I switched my ELK_VERSION to 6.7.1 from 6.6.0 and verified logstash runs on 6.7.1 but the problem persists.... could I just confirm you are running with this logstash/filebeat params:

input {
beats {
port => 5044
}
}
filter {
json {
source => "message"

}
}

output {
elasticsearch {
hosts => "elasticsearch:9200"
manage_template => true
template => "/usr/share/logstash/logstash-template.json"
template_name => "logstash*"
template_overwrite => true
}
stdout {}
}

filebeat.inputs:

  • type: log
    enabled: true
    paths:
    • /usr/share/filebeat/where_you_put_the_json/*.json
      multiline.pattern: '.'
      multiline.match: after
      multiline.max_lines: 30000
      multiline.max_bytes: 1000 MiB
      output.logstash:
      hosts: ["logstash:5044"]

setup.kibana:
host: "kibana:5601"

setup.template.settings:
index.number_of_shards: 10

setup.dashboards.enabled: true

#9

I'm not using an elasticsearch output, but the failure occurs before the event reaches the output so that should make no difference.

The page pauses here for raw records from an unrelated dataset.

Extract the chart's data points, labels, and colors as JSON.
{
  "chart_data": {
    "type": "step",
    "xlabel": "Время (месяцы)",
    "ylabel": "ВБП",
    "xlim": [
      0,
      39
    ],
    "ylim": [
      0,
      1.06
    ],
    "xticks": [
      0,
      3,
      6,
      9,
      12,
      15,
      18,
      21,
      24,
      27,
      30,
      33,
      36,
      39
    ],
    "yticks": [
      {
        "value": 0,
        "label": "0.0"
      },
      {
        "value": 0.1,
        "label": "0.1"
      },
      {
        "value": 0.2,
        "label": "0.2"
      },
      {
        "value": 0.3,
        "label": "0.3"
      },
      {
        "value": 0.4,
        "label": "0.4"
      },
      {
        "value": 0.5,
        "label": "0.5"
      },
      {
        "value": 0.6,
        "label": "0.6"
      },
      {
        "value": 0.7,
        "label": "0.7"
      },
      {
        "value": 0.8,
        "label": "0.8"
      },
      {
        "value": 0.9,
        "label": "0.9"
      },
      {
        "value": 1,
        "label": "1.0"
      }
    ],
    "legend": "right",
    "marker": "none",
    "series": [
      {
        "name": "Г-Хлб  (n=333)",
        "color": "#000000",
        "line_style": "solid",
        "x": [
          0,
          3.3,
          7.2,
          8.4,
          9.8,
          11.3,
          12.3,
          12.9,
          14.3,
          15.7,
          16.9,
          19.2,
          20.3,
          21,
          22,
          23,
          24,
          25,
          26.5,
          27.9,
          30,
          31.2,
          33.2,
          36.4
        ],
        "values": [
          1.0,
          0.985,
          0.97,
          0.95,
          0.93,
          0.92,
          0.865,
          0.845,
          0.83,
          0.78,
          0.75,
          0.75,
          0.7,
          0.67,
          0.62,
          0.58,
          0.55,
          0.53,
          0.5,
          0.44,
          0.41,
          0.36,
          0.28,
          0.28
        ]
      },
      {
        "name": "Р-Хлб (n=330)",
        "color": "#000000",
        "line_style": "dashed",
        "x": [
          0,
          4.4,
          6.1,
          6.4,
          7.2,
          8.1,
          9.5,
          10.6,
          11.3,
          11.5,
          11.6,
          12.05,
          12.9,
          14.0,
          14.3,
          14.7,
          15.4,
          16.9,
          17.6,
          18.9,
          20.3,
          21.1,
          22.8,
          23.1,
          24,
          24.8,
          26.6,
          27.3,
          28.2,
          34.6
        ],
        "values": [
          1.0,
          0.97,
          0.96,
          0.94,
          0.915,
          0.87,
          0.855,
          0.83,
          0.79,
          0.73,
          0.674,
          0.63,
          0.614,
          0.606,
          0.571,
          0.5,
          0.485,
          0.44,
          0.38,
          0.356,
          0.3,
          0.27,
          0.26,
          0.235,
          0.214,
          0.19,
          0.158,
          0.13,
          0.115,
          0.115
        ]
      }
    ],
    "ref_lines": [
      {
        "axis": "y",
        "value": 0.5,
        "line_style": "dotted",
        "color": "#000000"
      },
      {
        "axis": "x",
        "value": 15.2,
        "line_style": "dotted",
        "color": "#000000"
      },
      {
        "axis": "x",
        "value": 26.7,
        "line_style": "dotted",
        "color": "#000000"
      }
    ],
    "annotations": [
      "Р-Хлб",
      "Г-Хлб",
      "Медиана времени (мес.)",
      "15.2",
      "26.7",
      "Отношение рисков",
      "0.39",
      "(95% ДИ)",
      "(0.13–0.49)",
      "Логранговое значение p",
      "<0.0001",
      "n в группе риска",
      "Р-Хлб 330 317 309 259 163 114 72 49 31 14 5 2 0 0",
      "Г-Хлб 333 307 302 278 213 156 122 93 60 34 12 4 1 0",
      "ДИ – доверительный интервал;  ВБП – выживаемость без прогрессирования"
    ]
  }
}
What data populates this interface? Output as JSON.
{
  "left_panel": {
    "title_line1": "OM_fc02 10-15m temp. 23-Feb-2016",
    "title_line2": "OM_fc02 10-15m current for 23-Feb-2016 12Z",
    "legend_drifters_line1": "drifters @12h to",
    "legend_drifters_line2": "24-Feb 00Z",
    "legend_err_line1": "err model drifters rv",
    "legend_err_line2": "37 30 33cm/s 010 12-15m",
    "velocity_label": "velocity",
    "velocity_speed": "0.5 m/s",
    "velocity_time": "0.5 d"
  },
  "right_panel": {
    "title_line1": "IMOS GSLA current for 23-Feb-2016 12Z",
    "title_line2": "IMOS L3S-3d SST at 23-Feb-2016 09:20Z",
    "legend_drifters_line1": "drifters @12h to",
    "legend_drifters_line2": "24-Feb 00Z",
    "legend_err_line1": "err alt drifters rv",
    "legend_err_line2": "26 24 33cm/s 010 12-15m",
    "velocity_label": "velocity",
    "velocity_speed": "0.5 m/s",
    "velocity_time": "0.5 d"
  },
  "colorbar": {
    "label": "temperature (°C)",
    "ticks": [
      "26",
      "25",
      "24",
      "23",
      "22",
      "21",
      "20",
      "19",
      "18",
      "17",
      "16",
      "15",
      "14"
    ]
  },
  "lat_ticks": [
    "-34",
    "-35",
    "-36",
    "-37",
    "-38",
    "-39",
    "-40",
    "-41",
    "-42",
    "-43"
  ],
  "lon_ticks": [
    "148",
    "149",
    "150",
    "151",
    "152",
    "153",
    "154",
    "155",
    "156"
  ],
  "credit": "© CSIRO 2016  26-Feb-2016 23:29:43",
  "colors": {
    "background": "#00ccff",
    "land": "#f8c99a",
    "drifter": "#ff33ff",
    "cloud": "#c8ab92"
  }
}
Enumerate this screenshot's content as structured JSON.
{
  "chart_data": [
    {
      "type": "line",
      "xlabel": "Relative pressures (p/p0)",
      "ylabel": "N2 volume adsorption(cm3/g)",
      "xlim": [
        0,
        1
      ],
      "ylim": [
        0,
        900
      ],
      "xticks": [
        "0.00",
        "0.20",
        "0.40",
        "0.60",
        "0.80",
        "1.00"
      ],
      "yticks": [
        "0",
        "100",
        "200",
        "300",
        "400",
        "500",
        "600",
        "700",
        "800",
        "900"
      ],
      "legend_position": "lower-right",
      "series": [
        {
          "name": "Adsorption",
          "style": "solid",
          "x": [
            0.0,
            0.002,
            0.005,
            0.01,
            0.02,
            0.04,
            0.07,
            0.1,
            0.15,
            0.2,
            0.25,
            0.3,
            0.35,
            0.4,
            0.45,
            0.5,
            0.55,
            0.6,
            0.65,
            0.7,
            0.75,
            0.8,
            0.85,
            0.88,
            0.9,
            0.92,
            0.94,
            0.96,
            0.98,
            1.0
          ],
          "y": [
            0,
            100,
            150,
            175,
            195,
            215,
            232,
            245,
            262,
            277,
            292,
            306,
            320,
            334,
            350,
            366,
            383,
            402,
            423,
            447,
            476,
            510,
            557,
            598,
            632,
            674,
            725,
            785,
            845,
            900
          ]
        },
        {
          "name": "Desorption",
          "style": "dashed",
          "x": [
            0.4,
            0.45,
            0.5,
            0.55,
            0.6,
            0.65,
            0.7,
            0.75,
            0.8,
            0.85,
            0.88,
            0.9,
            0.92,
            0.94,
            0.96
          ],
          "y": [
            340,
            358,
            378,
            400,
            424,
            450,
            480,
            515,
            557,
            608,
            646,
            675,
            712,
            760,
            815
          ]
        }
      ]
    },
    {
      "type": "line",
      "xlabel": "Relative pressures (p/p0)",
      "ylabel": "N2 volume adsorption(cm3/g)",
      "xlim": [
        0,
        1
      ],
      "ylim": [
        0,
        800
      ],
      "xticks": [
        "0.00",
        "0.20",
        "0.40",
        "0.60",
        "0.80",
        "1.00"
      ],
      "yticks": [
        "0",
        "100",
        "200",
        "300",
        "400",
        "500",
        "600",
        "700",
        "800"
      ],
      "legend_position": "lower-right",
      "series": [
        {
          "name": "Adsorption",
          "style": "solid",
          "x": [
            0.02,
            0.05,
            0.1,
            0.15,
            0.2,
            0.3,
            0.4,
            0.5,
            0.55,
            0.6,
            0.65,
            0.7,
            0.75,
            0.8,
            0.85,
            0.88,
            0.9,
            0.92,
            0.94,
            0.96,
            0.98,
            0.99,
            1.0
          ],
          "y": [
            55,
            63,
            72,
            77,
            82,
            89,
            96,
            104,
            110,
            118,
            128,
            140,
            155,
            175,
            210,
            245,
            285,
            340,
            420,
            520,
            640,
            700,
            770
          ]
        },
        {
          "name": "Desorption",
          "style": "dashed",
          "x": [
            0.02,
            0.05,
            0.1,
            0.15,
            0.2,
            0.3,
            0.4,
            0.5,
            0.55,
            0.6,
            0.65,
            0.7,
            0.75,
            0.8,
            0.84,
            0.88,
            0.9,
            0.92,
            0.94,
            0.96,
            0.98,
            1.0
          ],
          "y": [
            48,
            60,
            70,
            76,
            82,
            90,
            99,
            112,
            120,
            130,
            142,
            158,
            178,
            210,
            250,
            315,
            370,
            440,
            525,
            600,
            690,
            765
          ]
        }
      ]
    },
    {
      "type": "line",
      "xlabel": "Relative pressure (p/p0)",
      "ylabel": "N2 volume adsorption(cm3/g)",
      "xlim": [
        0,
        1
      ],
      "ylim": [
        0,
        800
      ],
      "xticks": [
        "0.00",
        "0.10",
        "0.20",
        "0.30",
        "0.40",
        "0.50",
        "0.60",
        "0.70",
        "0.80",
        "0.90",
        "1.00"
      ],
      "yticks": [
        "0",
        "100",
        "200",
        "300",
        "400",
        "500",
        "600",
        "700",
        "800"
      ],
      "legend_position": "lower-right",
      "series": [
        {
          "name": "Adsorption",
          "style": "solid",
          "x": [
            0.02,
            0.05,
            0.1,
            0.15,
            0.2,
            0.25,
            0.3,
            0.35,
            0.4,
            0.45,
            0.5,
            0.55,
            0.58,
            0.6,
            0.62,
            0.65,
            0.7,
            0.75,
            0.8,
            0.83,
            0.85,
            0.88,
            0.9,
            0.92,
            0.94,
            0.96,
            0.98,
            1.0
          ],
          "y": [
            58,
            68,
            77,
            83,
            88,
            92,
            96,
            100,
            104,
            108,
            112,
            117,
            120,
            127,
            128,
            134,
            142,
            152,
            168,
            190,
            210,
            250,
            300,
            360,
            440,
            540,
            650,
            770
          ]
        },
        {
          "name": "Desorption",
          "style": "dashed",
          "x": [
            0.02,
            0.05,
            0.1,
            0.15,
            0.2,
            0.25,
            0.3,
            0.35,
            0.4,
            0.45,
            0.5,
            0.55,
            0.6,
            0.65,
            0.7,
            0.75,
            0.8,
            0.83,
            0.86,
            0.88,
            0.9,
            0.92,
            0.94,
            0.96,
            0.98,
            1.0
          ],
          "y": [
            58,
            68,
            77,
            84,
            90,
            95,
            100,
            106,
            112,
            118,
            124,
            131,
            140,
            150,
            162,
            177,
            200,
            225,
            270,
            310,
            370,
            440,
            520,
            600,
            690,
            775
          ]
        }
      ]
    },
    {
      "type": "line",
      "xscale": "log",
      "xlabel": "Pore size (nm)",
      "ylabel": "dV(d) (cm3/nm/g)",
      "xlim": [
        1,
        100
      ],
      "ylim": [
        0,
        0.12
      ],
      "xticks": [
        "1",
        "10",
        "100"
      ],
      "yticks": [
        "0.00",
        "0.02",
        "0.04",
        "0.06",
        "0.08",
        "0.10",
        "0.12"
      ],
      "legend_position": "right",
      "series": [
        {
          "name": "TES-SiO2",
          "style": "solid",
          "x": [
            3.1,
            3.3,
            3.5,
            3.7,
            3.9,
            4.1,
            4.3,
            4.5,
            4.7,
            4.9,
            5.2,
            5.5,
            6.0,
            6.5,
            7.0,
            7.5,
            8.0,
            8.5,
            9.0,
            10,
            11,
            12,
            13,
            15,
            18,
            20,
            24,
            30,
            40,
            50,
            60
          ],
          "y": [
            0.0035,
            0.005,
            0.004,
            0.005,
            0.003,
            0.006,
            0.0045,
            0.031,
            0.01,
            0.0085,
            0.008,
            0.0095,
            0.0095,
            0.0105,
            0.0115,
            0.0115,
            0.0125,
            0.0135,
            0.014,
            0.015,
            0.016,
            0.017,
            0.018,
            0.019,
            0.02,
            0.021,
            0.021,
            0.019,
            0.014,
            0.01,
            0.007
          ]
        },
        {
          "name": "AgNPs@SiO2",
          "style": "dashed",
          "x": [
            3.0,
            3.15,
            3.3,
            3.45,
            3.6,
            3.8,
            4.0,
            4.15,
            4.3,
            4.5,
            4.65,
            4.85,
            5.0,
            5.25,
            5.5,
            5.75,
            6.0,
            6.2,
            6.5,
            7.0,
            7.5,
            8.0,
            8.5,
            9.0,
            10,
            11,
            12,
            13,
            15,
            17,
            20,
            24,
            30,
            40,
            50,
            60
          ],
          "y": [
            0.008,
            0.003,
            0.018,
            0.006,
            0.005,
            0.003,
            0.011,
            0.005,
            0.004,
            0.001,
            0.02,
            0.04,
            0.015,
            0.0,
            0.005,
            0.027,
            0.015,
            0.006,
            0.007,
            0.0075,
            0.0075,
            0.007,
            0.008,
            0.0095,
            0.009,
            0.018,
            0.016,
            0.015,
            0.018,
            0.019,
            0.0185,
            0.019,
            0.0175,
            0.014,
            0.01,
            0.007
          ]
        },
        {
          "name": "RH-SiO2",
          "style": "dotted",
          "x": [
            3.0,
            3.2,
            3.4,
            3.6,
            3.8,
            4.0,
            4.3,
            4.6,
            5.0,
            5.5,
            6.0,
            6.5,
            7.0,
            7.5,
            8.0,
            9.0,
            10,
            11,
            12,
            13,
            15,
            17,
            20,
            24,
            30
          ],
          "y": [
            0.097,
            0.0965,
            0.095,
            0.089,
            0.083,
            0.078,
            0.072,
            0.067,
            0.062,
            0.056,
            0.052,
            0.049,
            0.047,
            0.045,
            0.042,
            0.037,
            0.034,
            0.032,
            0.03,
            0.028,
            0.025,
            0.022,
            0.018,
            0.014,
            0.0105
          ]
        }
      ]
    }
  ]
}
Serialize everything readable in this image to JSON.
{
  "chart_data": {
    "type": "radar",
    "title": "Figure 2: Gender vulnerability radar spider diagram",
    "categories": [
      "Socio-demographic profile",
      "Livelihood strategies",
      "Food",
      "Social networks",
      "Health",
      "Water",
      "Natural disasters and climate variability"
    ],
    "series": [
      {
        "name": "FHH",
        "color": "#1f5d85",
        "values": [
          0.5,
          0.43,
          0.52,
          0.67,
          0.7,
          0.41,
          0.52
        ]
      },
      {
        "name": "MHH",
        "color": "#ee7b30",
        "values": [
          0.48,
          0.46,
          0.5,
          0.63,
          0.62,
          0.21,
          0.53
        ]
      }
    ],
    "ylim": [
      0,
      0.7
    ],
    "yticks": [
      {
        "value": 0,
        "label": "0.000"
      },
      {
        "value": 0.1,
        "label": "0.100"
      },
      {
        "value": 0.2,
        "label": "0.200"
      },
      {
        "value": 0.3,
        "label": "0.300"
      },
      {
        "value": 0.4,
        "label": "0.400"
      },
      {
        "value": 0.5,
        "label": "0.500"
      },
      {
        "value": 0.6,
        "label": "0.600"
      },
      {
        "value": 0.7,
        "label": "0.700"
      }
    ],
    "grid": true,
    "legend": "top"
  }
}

The rest looks the same.

(John Michael Burke) #10

Well I figured out my issue and I'm sure it is common knowledge but definitely worthwhile to know.

All of my Json logs are created using the python json library which does not add a newline to the end of the json file.

I found that regardless of using filebeats multiline setting or not, the logstash json filter always cuts off the last line of my json. So once I began adding a newline the problem miraculously disappeared. I don't know if this is a standard for json files of some sort but if it is not I feel like this might be worth fixing this in logstash.

Cheers and thank you for the assistance Badger!

(system) closed #11

This topic was automatically closed 28 days after the last reply. New replies are no longer allowed.